Olson pushed back against Scalia’s originalist view, asking him in return, “When did it become unconstitutional to prohibit interracial marriages?”
“It’s an easy question,” Scalia said. “At the time that the equal protection clause was adopted. That’s absolutely true. But don’t give me a question to my question.”
“There’s no specific date in time,” Olson ultimately answered. “This is an evolutionary cycle.”
Alito’s issues with Olson’s argument were more pragmatic. “You want us to step in and render a decision based on an assessment of the effects of this institution which is newer than cell phones or the Internet,” Alito said. “On a question like that, of such fundamental importance, why should it not be left for the people, either acting through initiatives and referendums or through their elected public officials?”
Yet Ginsburg noted that one of the decisions Cooper was relying on in the case was written in 1971, when “same-sex intimate conduct was considered criminal.” In that case, Baker v. Nelson, the Supreme Court dismissed a Minnesota man’s attempt to marry his male partner as lacking a “substantial federal question.”
Kennedy also said he was “trying to wrestle with” whether a same-sex marriage ban should be viewed as a gender-based classification, calling it a “difficult question.”
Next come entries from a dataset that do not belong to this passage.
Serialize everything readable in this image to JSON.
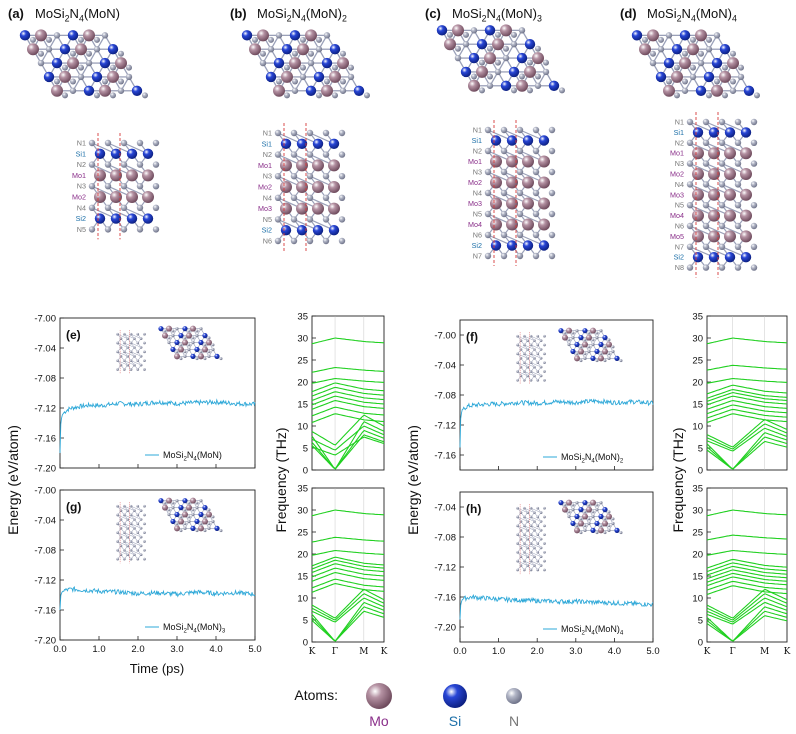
{
  "colors": {
    "mo": "#b592a3",
    "mo_label": "#8a2f8a",
    "si": "#2846d6",
    "si_label": "#1c6fa8",
    "n": "#b4b8c8",
    "n_label": "#777777",
    "md_line": "#2ea8d8",
    "phonon": "#20d020",
    "cell": "#d63a3a",
    "axis": "#222222"
  },
  "structures": [
    {
      "panel": "(a)",
      "formula": [
        "MoSi",
        "2",
        "N",
        "4",
        "(MoN)",
        ""
      ],
      "layers": [
        "N1",
        "Si1",
        "N2",
        "Mo1",
        "N3",
        "Mo2",
        "N4",
        "Si2",
        "N5"
      ]
    },
    {
      "panel": "(b)",
      "formula": [
        "MoSi",
        "2",
        "N",
        "4",
        "(MoN)",
        "2"
      ],
      "layers": [
        "N1",
        "Si1",
        "N2",
        "Mo1",
        "N3",
        "Mo2",
        "N4",
        "Mo3",
        "N5",
        "Si2",
        "N6"
      ]
    },
    {
      "panel": "(c)",
      "formula": [
        "MoSi",
        "2",
        "N",
        "4",
        "(MoN)",
        "3"
      ],
      "layers": [
        "N1",
        "Si1",
        "N2",
        "Mo1",
        "N3",
        "Mo2",
        "N4",
        "Mo3",
        "N5",
        "Mo4",
        "N6",
        "Si2",
        "N7"
      ]
    },
    {
      "panel": "(d)",
      "formula": [
        "MoSi",
        "2",
        "N",
        "4",
        "(MoN)",
        "4"
      ],
      "layers": [
        "N1",
        "Si1",
        "N2",
        "Mo1",
        "N3",
        "Mo2",
        "N4",
        "Mo3",
        "N5",
        "Mo4",
        "N6",
        "Mo5",
        "N7",
        "Si2",
        "N8"
      ]
    }
  ],
  "axis_labels": {
    "energy": "Energy (eV/atom)",
    "frequency": "Frequency (THz)",
    "time": "Time (ps)"
  },
  "atoms_legend": {
    "title": "Atoms:",
    "items": [
      "Mo",
      "Si",
      "N"
    ]
  },
  "chart_data": [
    {
      "type": "line",
      "panel": "(e)",
      "legend": [
        "MoSi",
        "2",
        "N",
        "4",
        "(MoN)",
        ""
      ],
      "xlabel": "",
      "ylabel": "Energy (eV/atom)",
      "xlim": [
        0,
        5
      ],
      "ylim": [
        -7.2,
        -7.0
      ],
      "xticks": [
        "0.0",
        "1.0",
        "2.0",
        "3.0",
        "4.0",
        "5.0"
      ],
      "show_xticklabels": false,
      "yticks": [
        "-7.00",
        "-7.04",
        "-7.08",
        "-7.12",
        "-7.16",
        "-7.20"
      ],
      "series": [
        {
          "name": "MoSi2N4(MoN)",
          "start": -7.18,
          "x": [
            0.0,
            0.02,
            0.05,
            0.1,
            0.2,
            0.3,
            0.5,
            0.8,
            1.0,
            1.5,
            2.0,
            2.5,
            3.0,
            3.5,
            4.0,
            4.5,
            5.0
          ],
          "y": [
            -7.18,
            -7.14,
            -7.13,
            -7.126,
            -7.122,
            -7.12,
            -7.118,
            -7.116,
            -7.117,
            -7.114,
            -7.115,
            -7.112,
            -7.114,
            -7.113,
            -7.112,
            -7.114,
            -7.115
          ]
        }
      ]
    },
    {
      "type": "line",
      "panel": "(f)",
      "legend": [
        "MoSi",
        "2",
        "N",
        "4",
        "(MoN)",
        "2"
      ],
      "xlabel": "",
      "ylabel": "Energy (eV/atom)",
      "xlim": [
        0,
        5
      ],
      "ylim": [
        -7.18,
        -6.98
      ],
      "xticks": [
        "0.0",
        "1.0",
        "2.0",
        "3.0",
        "4.0",
        "5.0"
      ],
      "show_xticklabels": false,
      "yticks": [
        "-7.00",
        "-7.04",
        "-7.08",
        "-7.12",
        "-7.16"
      ],
      "series": [
        {
          "name": "MoSi2N4(MoN)2",
          "start": -7.15,
          "x": [
            0.0,
            0.02,
            0.05,
            0.1,
            0.2,
            0.3,
            0.5,
            0.8,
            1.0,
            1.5,
            2.0,
            2.5,
            3.0,
            3.5,
            4.0,
            4.5,
            5.0
          ],
          "y": [
            -7.15,
            -7.11,
            -7.1,
            -7.098,
            -7.095,
            -7.094,
            -7.093,
            -7.092,
            -7.092,
            -7.09,
            -7.091,
            -7.089,
            -7.09,
            -7.088,
            -7.09,
            -7.089,
            -7.091
          ]
        }
      ]
    },
    {
      "type": "line",
      "panel": "(g)",
      "legend": [
        "MoSi",
        "2",
        "N",
        "4",
        "(MoN)",
        "3"
      ],
      "xlabel": "Time (ps)",
      "ylabel": "",
      "xlim": [
        0,
        5
      ],
      "ylim": [
        -7.2,
        -7.0
      ],
      "xticks": [
        "0.0",
        "1.0",
        "2.0",
        "3.0",
        "4.0",
        "5.0"
      ],
      "show_xticklabels": true,
      "yticks": [
        "-7.00",
        "-7.04",
        "-7.08",
        "-7.12",
        "-7.16",
        "-7.20"
      ],
      "series": [
        {
          "name": "MoSi2N4(MoN)3",
          "start": -7.16,
          "x": [
            0.0,
            0.02,
            0.05,
            0.1,
            0.2,
            0.3,
            0.5,
            0.8,
            1.0,
            1.5,
            2.0,
            2.5,
            3.0,
            3.5,
            4.0,
            4.5,
            5.0
          ],
          "y": [
            -7.16,
            -7.14,
            -7.136,
            -7.134,
            -7.133,
            -7.132,
            -7.133,
            -7.134,
            -7.135,
            -7.136,
            -7.138,
            -7.137,
            -7.139,
            -7.136,
            -7.138,
            -7.137,
            -7.139
          ]
        }
      ]
    },
    {
      "type": "line",
      "panel": "(h)",
      "legend": [
        "MoSi",
        "2",
        "N",
        "4",
        "(MoN)",
        "4"
      ],
      "xlabel": "",
      "ylabel": "",
      "xlim": [
        0,
        5
      ],
      "ylim": [
        -7.22,
        -7.02
      ],
      "xticks": [
        "0.0",
        "1.0",
        "2.0",
        "3.0",
        "4.0",
        "5.0"
      ],
      "show_xticklabels": true,
      "yticks": [
        "-7.04",
        "-7.08",
        "-7.12",
        "-7.16",
        "-7.20"
      ],
      "series": [
        {
          "name": "MoSi2N4(MoN)4",
          "start": -7.19,
          "x": [
            0.0,
            0.02,
            0.05,
            0.1,
            0.2,
            0.3,
            0.5,
            0.8,
            1.0,
            1.5,
            2.0,
            2.5,
            3.0,
            3.5,
            4.0,
            4.5,
            5.0
          ],
          "y": [
            -7.19,
            -7.17,
            -7.164,
            -7.162,
            -7.161,
            -7.16,
            -7.161,
            -7.162,
            -7.163,
            -7.164,
            -7.165,
            -7.166,
            -7.166,
            -7.167,
            -7.168,
            -7.169,
            -7.17
          ]
        }
      ]
    },
    {
      "type": "line",
      "panel": "phonon-b",
      "ylabel": "Frequency (THz)",
      "ylim": [
        0,
        35
      ],
      "yticks": [
        "0",
        "5",
        "10",
        "15",
        "20",
        "25",
        "30",
        "35"
      ],
      "kpoints": [
        "K",
        "Γ",
        "M",
        "K"
      ],
      "show_kticklabels": false,
      "top_bands": [
        20.5,
        23.0,
        29.5
      ],
      "optical_bands": [
        12.0,
        13.5,
        15.0,
        16.0,
        17.0,
        18.0,
        19.0
      ],
      "acoustic_max": [
        8.0,
        9.0,
        11.0,
        7.5,
        10.0,
        12.5
      ]
    },
    {
      "type": "line",
      "panel": "phonon-d",
      "ylabel": "Frequency (THz)",
      "ylim": [
        0,
        35
      ],
      "yticks": [
        "0",
        "5",
        "10",
        "15",
        "20",
        "25",
        "30",
        "35"
      ],
      "kpoints": [
        "K",
        "Γ",
        "M",
        "K"
      ],
      "show_kticklabels": false,
      "top_bands": [
        20.5,
        23.5,
        29.5
      ],
      "optical_bands": [
        12.0,
        13.0,
        14.0,
        15.0,
        16.0,
        16.8,
        17.5,
        18.5
      ],
      "acoustic_max": [
        6.5,
        7.5,
        8.5,
        9.5,
        10.5,
        11.5
      ]
    },
    {
      "type": "line",
      "panel": "phonon-c",
      "ylabel": "",
      "ylim": [
        0,
        35
      ],
      "yticks": [
        "0",
        "5",
        "10",
        "15",
        "20",
        "25",
        "30",
        "35"
      ],
      "kpoints": [
        "K",
        "Γ",
        "M",
        "K"
      ],
      "show_kticklabels": true,
      "top_bands": [
        20.5,
        23.5,
        29.5
      ],
      "optical_bands": [
        12.5,
        13.5,
        15.0,
        16.0,
        17.0,
        17.8,
        18.5
      ],
      "acoustic_max": [
        7.0,
        8.0,
        9.0,
        10.0,
        11.0,
        12.0
      ]
    },
    {
      "type": "line",
      "panel": "phonon-e",
      "ylabel": "",
      "ylim": [
        0,
        35
      ],
      "yticks": [
        "0",
        "5",
        "10",
        "15",
        "20",
        "25",
        "30",
        "35"
      ],
      "kpoints": [
        "K",
        "Γ",
        "M",
        "K"
      ],
      "show_kticklabels": true,
      "top_bands": [
        20.5,
        24.0,
        29.5
      ],
      "optical_bands": [
        12.0,
        13.0,
        14.0,
        14.8,
        15.6,
        16.4,
        17.2,
        18.0
      ],
      "acoustic_max": [
        6.0,
        7.0,
        8.0,
        9.0,
        10.0,
        11.0,
        12.0
      ]
    }
  ]
}
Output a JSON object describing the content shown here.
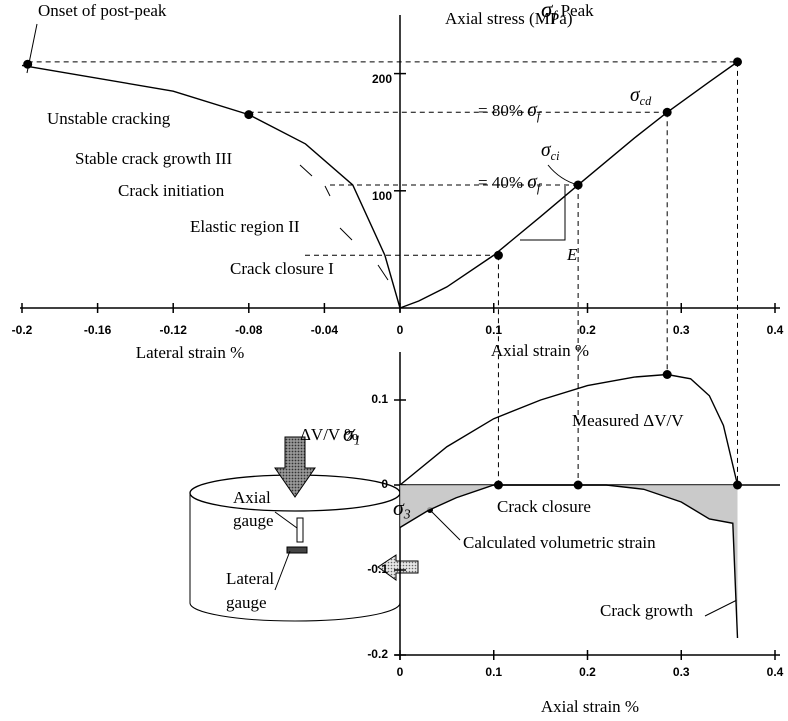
{
  "chart_data": [
    {
      "type": "line",
      "y_label": "Axial stress (MPa)",
      "x_label": "Axial strain %",
      "x2_label": "Lateral strain %",
      "xlim": [
        0,
        0.4
      ],
      "x2lim": [
        -0.2,
        0
      ],
      "ylim": [
        0,
        250
      ],
      "xticks": [
        0,
        0.1,
        0.2,
        0.3,
        0.4
      ],
      "x2ticks": [
        -0.2,
        -0.16,
        -0.12,
        -0.08,
        -0.04
      ],
      "yticks": [
        100,
        200
      ],
      "series": [
        {
          "color": "#000000",
          "x": [
            0,
            0.02,
            0.05,
            0.1,
            0.15,
            0.19,
            0.25,
            0.285,
            0.33,
            0.36
          ],
          "values": [
            0,
            6,
            18,
            45,
            78,
            105,
            145,
            167,
            193,
            210
          ]
        },
        {
          "color": "#000000",
          "axis": "x2",
          "x": [
            0,
            -0.008,
            -0.025,
            -0.05,
            -0.08,
            -0.12,
            -0.2
          ],
          "values": [
            0,
            45,
            105,
            140,
            165,
            185,
            207
          ]
        },
        {
          "style": "markers",
          "color": "#000000",
          "x": [
            0.105,
            0.19,
            0.285,
            0.36
          ],
          "values": [
            45,
            105,
            167,
            210
          ]
        },
        {
          "style": "markers",
          "color": "#000000",
          "axis": "x2",
          "x": [
            -0.08,
            -0.197
          ],
          "values": [
            165,
            208
          ]
        }
      ],
      "annotations": [
        "Onset of post-peak",
        "Unstable cracking",
        "Stable crack growth III",
        "Crack initiation",
        "Elastic region II",
        "Crack closure I",
        {
          "pre": "= 80% ",
          "symbol": "σ",
          "sub": "f"
        },
        {
          "symbol": "σ",
          "sub": "cd"
        },
        {
          "symbol": "σ",
          "sub": "ci"
        },
        {
          "pre": "= 40% ",
          "symbol": "σ",
          "sub": "f"
        },
        {
          "symbol": "σ",
          "sub": "f",
          "post": " Peak"
        },
        "E"
      ]
    },
    {
      "type": "line",
      "y_label": "ΔV/V %",
      "x_label": "Axial strain %",
      "xlim": [
        0,
        0.4
      ],
      "ylim": [
        -0.2,
        0.15
      ],
      "xticks": [
        0,
        0.1,
        0.2,
        0.3,
        0.4
      ],
      "yticks": [
        -0.2,
        -0.1,
        0,
        0.1
      ],
      "series": [
        {
          "color": "#000000",
          "x": [
            0,
            0.05,
            0.1,
            0.15,
            0.2,
            0.25,
            0.285,
            0.31,
            0.33,
            0.345,
            0.36
          ],
          "values": [
            0,
            0.045,
            0.078,
            0.1,
            0.117,
            0.127,
            0.13,
            0.125,
            0.105,
            0.07,
            0
          ]
        },
        {
          "color": "#000000",
          "fill": "#bdbdbd",
          "x": [
            0,
            0.03,
            0.06,
            0.1,
            0.22,
            0.26,
            0.3,
            0.33,
            0.355,
            0.36
          ],
          "values": [
            -0.05,
            -0.03,
            -0.015,
            0,
            0,
            -0.005,
            -0.02,
            -0.04,
            -0.045,
            -0.18
          ]
        },
        {
          "style": "markers",
          "color": "#000000",
          "x": [
            0.105,
            0.19,
            0.285,
            0.36
          ],
          "values": [
            0,
            0,
            0.13,
            0
          ]
        }
      ],
      "annotations": [
        "Measured ΔV/V",
        "Crack closure",
        "Calculated volumetric strain",
        "Crack growth"
      ]
    }
  ],
  "specimen": {
    "sigma1": {
      "symbol": "σ",
      "sub": "1"
    },
    "sigma3": {
      "symbol": "σ",
      "sub": "3"
    },
    "axial_gauge": [
      "Axial",
      "gauge"
    ],
    "lateral_gauge": [
      "Lateral",
      "gauge"
    ]
  }
}
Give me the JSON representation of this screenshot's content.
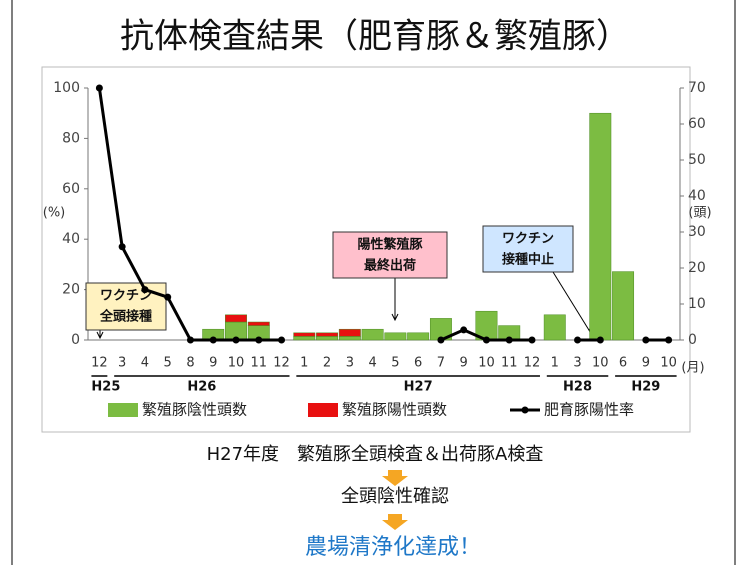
{
  "chart_data": {
    "type": "bar_line",
    "title": "抗体検査結果（肥育豚＆繁殖豚）",
    "y_label": "(%)",
    "y2_label": "(頭)",
    "x_unit": "(月)",
    "categories": [
      "12",
      "3",
      "4",
      "5",
      "8",
      "9",
      "10",
      "11",
      "12",
      "1",
      "2",
      "3",
      "4",
      "5",
      "6",
      "7",
      "9",
      "10",
      "11",
      "12",
      "1",
      "3",
      "10",
      "6",
      "9",
      "10"
    ],
    "groups": [
      {
        "label": "H25",
        "count": 1
      },
      {
        "label": "H26",
        "count": 8
      },
      {
        "label": "H27",
        "count": 11
      },
      {
        "label": "H28",
        "count": 3
      },
      {
        "label": "H29",
        "count": 3
      }
    ],
    "series": [
      {
        "name": "繁殖豚陰性頭数",
        "color": "#7cbc42",
        "kind": "bar",
        "axis": "y2",
        "values": [
          0,
          0,
          0,
          0,
          0,
          3,
          5,
          4,
          0,
          1,
          1,
          1,
          3,
          2,
          2,
          6,
          0,
          8,
          4,
          0,
          7,
          0,
          63,
          19,
          0,
          0
        ]
      },
      {
        "name": "繁殖豚陽性頭数",
        "color": "#e81010",
        "kind": "bar",
        "axis": "y2",
        "values": [
          0,
          0,
          0,
          0,
          0,
          0,
          2,
          1,
          0,
          1,
          1,
          2,
          0,
          0,
          0,
          0,
          0,
          0,
          0,
          0,
          0,
          0,
          0,
          0,
          0,
          0
        ]
      },
      {
        "name": "肥育豚陽性率",
        "color": "#000000",
        "kind": "line",
        "axis": "y",
        "values": [
          100,
          37,
          20,
          17,
          0,
          0,
          0,
          0,
          0,
          null,
          null,
          null,
          null,
          null,
          null,
          0,
          4,
          0,
          0,
          0,
          null,
          0,
          0,
          null,
          0,
          0
        ]
      }
    ],
    "ylim": [
      0,
      100
    ],
    "yticks": [
      0,
      20,
      40,
      60,
      80,
      100
    ],
    "y2lim": [
      0,
      70
    ],
    "y2ticks": [
      0,
      10,
      20,
      30,
      40,
      50,
      60,
      70
    ],
    "legend": "bottom",
    "annotations": [
      {
        "lines": [
          "ワクチン",
          "全頭接種"
        ],
        "color": "#fff2c0",
        "category": 0
      },
      {
        "lines": [
          "陽性繁殖豚",
          "最終出荷"
        ],
        "color": "#ffc0cc",
        "category": 13
      },
      {
        "lines": [
          "ワクチン",
          "接種中止"
        ],
        "color": "#cfe6ff",
        "category": 22
      }
    ]
  },
  "footer": {
    "line1": "H27年度　繁殖豚全頭検査＆出荷豚A検査",
    "line2": "全頭陰性確認",
    "line3": "農場清浄化達成！"
  }
}
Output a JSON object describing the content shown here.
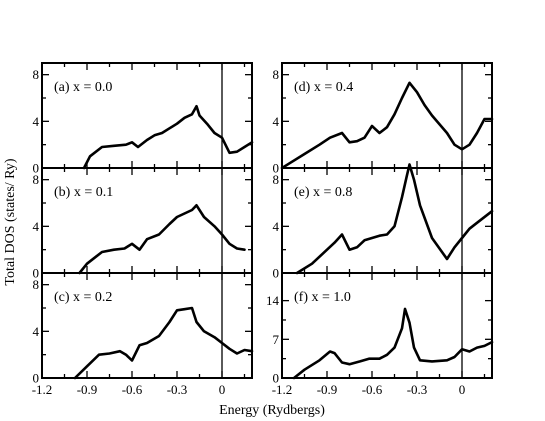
{
  "chart_data": {
    "type": "line",
    "xlabel": "Energy (Rydbergs)",
    "ylabel": "Total DOS (states/ Ry)",
    "xlim": [
      -1.2,
      0.2
    ],
    "x_ticks": [
      -1.2,
      -0.9,
      -0.6,
      -0.3,
      0
    ],
    "x_tick_labels": [
      "-1.2",
      "-0.9",
      "-0.6",
      "-0.3",
      "0"
    ],
    "fermi_level": 0,
    "panels": [
      {
        "label": "(a)  x = 0.0",
        "ylim": [
          0,
          9
        ],
        "y_ticks": [
          0,
          4,
          8
        ],
        "y_tick_labels": [
          "0",
          "4",
          "8"
        ],
        "x": [
          -0.92,
          -0.88,
          -0.8,
          -0.72,
          -0.64,
          -0.6,
          -0.56,
          -0.5,
          -0.45,
          -0.4,
          -0.35,
          -0.3,
          -0.25,
          -0.2,
          -0.17,
          -0.15,
          -0.1,
          -0.05,
          0,
          0.05,
          0.1,
          0.15,
          0.2
        ],
        "y": [
          0,
          1.0,
          1.8,
          1.9,
          2.0,
          2.2,
          1.8,
          2.4,
          2.8,
          3.0,
          3.4,
          3.8,
          4.3,
          4.6,
          5.3,
          4.5,
          3.8,
          3.0,
          2.6,
          1.3,
          1.4,
          1.8,
          2.2
        ]
      },
      {
        "label": "(b)  x = 0.1",
        "ylim": [
          0,
          9
        ],
        "y_ticks": [
          0,
          4,
          8
        ],
        "y_tick_labels": [
          "0",
          "4",
          "8"
        ],
        "x": [
          -0.95,
          -0.9,
          -0.85,
          -0.8,
          -0.72,
          -0.65,
          -0.6,
          -0.55,
          -0.5,
          -0.42,
          -0.35,
          -0.3,
          -0.25,
          -0.2,
          -0.17,
          -0.12,
          -0.05,
          0,
          0.05,
          0.1,
          0.15
        ],
        "y": [
          0,
          0.8,
          1.3,
          1.8,
          2.0,
          2.1,
          2.5,
          2.0,
          2.9,
          3.3,
          4.2,
          4.8,
          5.1,
          5.4,
          5.8,
          4.8,
          4.0,
          3.3,
          2.5,
          2.1,
          2.0
        ]
      },
      {
        "label": "(c)  x = 0.2",
        "ylim": [
          0,
          9
        ],
        "y_ticks": [
          0,
          4,
          8
        ],
        "y_tick_labels": [
          "0",
          "4",
          "8"
        ],
        "x": [
          -0.98,
          -0.9,
          -0.82,
          -0.75,
          -0.68,
          -0.64,
          -0.6,
          -0.55,
          -0.5,
          -0.42,
          -0.35,
          -0.3,
          -0.25,
          -0.2,
          -0.17,
          -0.12,
          -0.05,
          0,
          0.05,
          0.1,
          0.15,
          0.2
        ],
        "y": [
          0,
          1.0,
          2.0,
          2.1,
          2.3,
          2.0,
          1.5,
          2.8,
          3.0,
          3.6,
          4.8,
          5.8,
          5.9,
          6.0,
          4.8,
          4.0,
          3.5,
          3.0,
          2.5,
          2.1,
          2.4,
          2.3
        ]
      },
      {
        "label": "(d)  x = 0.4",
        "ylim": [
          0,
          9
        ],
        "y_ticks": [
          0,
          4,
          8
        ],
        "y_tick_labels": [
          "0",
          "4",
          "8"
        ],
        "x": [
          -1.2,
          -1.15,
          -1.05,
          -0.95,
          -0.88,
          -0.8,
          -0.75,
          -0.7,
          -0.65,
          -0.6,
          -0.55,
          -0.5,
          -0.45,
          -0.4,
          -0.35,
          -0.3,
          -0.25,
          -0.2,
          -0.1,
          -0.05,
          0,
          0.05,
          0.1,
          0.15,
          0.2
        ],
        "y": [
          0,
          0.4,
          1.2,
          2.0,
          2.6,
          3.0,
          2.2,
          2.3,
          2.6,
          3.6,
          3.0,
          3.5,
          4.6,
          6.0,
          7.3,
          6.5,
          5.4,
          4.5,
          3.0,
          2.0,
          1.6,
          2.0,
          3.0,
          4.2,
          4.2
        ]
      },
      {
        "label": "(e)  x = 0.8",
        "ylim": [
          0,
          9
        ],
        "y_ticks": [
          0,
          4,
          8
        ],
        "y_tick_labels": [
          "0",
          "4",
          "8"
        ],
        "x": [
          -1.1,
          -1.0,
          -0.9,
          -0.85,
          -0.8,
          -0.75,
          -0.7,
          -0.65,
          -0.6,
          -0.55,
          -0.5,
          -0.45,
          -0.4,
          -0.37,
          -0.35,
          -0.32,
          -0.28,
          -0.2,
          -0.1,
          -0.05,
          0,
          0.05,
          0.1,
          0.2
        ],
        "y": [
          0,
          0.8,
          2.0,
          2.6,
          3.3,
          2.0,
          2.2,
          2.8,
          3.0,
          3.2,
          3.3,
          4.0,
          6.5,
          8.2,
          9.3,
          8.0,
          5.8,
          3.0,
          1.2,
          2.2,
          3.0,
          3.8,
          4.3,
          5.3
        ]
      },
      {
        "label": "(f)  x = 1.0",
        "ylim": [
          0,
          19
        ],
        "y_ticks": [
          0,
          7,
          14
        ],
        "y_tick_labels": [
          "0",
          "7",
          "14"
        ],
        "x": [
          -1.12,
          -1.05,
          -0.95,
          -0.88,
          -0.85,
          -0.8,
          -0.75,
          -0.68,
          -0.62,
          -0.55,
          -0.5,
          -0.45,
          -0.4,
          -0.38,
          -0.35,
          -0.32,
          -0.28,
          -0.2,
          -0.1,
          -0.05,
          0,
          0.05,
          0.1,
          0.15,
          0.2
        ],
        "y": [
          0,
          1.5,
          3.2,
          4.8,
          4.5,
          2.8,
          2.5,
          3.0,
          3.5,
          3.5,
          4.2,
          5.5,
          9.0,
          12.5,
          10.0,
          5.5,
          3.2,
          3.0,
          3.2,
          3.8,
          5.2,
          4.8,
          5.5,
          5.8,
          6.5
        ]
      }
    ]
  }
}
By the end of the argument, it was clear that Kennedy believed the Prop 8 proponents had standing to sue, that same-sex couples had the right to marry and that such a right extended to all states. Yet that option — making same-sex marriage a federal constitutional right — compelled him to search for an escape hatch.
“Why [do] you think we should take and decide this case?” Kennedy asked Cooper.
By the time he asked that question at the very end of the argument, Kennedy had already sided with his four conservative colleagues (assuming the ever-silent Justice Clarence Thomas agrees with his more vocal colleagues) that Cooper’s clients belonged in court, while also siding with his four liberal colleagues that the Constitution mandates marriage equality. Meanwhile, Kennedy rejected the 9th U.S. Circuit Court of Appeals’ California-only reasoning, and both liberals and conservatives have lambasted the Obama administration’s argument for a so-called “eight-state solution.”
That leaves Kennedy, who holds the fifth vote in this case, facing down those uncharted waters. And if his own history on the court is any indication, he isn’t as afraid of the deep end as he let on.
A decision in the case, Hollingsworth v. Perry, is expected by July.
This is a developing story and has been updated.